Als R.E.M. 1994 Monster veröffentlichten, wollten sie nach den zweieinhalb sensiblen American-Folk-Alben im Millionenseller-Bereich wieder als Alternativ-Rock-Band gesehen und gehört werden. Daher wurde Monster laut, schmuddelig, voll von verzerrten Gitarren und klanglich wenig ausgefeilt rausgehauen. Ihr Produzent und Mixer Scott Litt war mit dem Ergebnis nie so recht glücklich und hat nun, im Zuge der Jubiläumsausgaben, die bislang alle R.E.M.-Alben seit dem Debüt Murmur erfahren haben, die Chance bekommen, eine „Remix“-Version des gesamten Albums zu erstellen, die dann auch ohne Veto oder Änderungswünsche der Band herausgebracht wurde, natürlich nicht ohne den Zusatz, dass diese Versionen keineswegs die alte ersetzen könne, aber eine legitime eigene Lesart darstelle.

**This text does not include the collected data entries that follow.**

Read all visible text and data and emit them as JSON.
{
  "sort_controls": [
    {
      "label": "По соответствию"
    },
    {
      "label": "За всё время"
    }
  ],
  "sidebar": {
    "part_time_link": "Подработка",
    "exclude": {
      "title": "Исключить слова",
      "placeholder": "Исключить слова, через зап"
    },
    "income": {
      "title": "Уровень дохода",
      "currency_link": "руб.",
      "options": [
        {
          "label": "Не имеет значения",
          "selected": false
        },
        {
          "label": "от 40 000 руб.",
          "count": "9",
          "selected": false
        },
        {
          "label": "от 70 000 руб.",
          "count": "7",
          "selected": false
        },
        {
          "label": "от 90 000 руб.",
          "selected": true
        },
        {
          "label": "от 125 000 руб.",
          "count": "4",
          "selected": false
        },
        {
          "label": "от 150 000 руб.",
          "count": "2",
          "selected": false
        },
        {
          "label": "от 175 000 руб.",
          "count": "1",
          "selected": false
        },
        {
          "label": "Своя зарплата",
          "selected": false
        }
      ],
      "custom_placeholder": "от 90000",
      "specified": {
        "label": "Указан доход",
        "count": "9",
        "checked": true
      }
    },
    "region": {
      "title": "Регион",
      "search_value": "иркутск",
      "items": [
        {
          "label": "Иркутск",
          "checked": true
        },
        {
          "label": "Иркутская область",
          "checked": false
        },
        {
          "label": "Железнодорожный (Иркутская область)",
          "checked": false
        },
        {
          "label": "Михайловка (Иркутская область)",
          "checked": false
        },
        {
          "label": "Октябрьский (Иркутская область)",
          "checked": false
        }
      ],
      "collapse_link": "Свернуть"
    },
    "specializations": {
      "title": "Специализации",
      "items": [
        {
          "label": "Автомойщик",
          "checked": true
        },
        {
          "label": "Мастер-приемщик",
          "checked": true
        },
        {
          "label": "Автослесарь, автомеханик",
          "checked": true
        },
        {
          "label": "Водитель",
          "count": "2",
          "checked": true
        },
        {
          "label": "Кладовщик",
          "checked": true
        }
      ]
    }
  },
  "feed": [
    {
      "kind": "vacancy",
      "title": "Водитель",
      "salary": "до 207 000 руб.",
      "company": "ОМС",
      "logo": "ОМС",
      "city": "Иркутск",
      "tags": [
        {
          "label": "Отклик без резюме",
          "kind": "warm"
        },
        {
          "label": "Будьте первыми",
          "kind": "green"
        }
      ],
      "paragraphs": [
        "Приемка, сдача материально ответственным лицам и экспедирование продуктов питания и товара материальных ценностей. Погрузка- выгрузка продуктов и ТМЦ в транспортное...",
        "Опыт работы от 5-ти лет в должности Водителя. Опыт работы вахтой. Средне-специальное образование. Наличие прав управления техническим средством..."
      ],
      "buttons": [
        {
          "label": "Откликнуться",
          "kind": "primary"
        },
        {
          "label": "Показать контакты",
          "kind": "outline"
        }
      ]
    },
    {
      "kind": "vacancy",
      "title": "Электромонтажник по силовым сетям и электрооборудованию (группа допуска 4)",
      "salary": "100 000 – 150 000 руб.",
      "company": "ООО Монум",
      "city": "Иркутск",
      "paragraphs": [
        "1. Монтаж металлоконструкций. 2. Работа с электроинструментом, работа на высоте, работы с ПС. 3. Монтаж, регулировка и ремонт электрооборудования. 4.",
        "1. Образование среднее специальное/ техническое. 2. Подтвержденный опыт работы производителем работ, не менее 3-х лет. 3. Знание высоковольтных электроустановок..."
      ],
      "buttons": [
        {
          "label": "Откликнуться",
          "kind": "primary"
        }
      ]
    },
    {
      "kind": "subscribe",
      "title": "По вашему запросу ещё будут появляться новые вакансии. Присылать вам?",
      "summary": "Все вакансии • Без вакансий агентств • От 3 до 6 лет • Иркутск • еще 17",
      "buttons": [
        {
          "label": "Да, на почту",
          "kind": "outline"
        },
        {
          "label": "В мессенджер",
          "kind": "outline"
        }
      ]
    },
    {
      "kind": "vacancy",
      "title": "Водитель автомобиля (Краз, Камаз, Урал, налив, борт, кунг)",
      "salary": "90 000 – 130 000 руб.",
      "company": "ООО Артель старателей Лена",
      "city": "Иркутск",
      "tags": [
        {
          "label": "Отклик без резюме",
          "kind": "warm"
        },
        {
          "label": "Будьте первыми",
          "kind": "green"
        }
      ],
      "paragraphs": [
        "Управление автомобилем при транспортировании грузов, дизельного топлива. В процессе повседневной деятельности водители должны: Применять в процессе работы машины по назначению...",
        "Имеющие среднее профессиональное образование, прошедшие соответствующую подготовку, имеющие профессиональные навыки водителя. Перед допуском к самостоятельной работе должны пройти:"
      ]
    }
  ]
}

Man muss das Originalalbum zum größten Teil recht gut kennen, um die Unterschiede zu hören; das ist erst einmal nichts Schlechtes, meine ich. Litt sagte beispielsweise selbst, dass etwa What’s the Frequency, Kenneth? zu den paar Stücken des Albums zähle, die bereits 1994 sehr gut gemischt wurden; er lässt daher nur ein paar Effekte weg, die ihm zu zeittypisch und selbstverliebt schienen. (Das Entfernen des charakteristischen Tremolo-Overdubs bringt die Aussage „legitime alternative Lesart“ besonders markant zur Geltung, wenngleich man es eh kaum jemandem, der ein Album über 25 Jahre oft und gerne gehört hat, recht machen kann.) Beim folgenden Crush with Eyeliner (schon auf dem Originalalbum eines von zahlreichen persönlichen Lieblingsliedern) aber hat man, nach einem kurzen Schreck über den komplett veränderten, auf den ersten „Blick“ albernen neuen Einstieg („Lalalalala, la“), das Gefühl, eine bislang unentdeckte Aufnahme aus R.E.M.s Schatztruhe zu hören. Nicht nur klingt die neue Version, als sei endlich eine Art matschiger Schleier weg geputzt worden, Litt hat  zudem eine alternative Gesangsspur eingesetzt, die aus dem Song neue, ungehörte Qualitäten herauskehren. Ähnlich ging er bei Tongue vor, einem der wenigen Stücke des Albums, die ich all die Jahre nie so recht mochte. Mit anderer Mischung, anderer Gewichtung der Elemente, vor allem der subtilen Verbesserung der Präsenz von Michael Stipes Gesang ist Tongue nun das Lied geworden, als das andere Hörer es immer beschrieben, was ich indes nie nachvollziehen konnte. Die Veränderungen der Gesangsspuren sind fast durch das ganze Album  hindurch formidabel – und Litt beweist Vielseitigkeit und Klugheit in den meisten seiner Entscheidungen; ich verweise nur mal auf I took your Name (mit der Textzeile „I wanna be Iggy Pop“), dessen Gesang (wie auch die Gitarrensounds) durch den neuen Mix sehr aufgewertet wird. Bei King of Comedy gibt es nun am Ende einen heiteren Ausklang mit einem bewusst unperfekten Background-Chor; I don’t sleep, I dream hat plötzlich einen gut 30 Sekunden längeren Schluss, wo früher ein harter Schnitt den nun zusätzlichen Akzent grob abgeschnitten hatte.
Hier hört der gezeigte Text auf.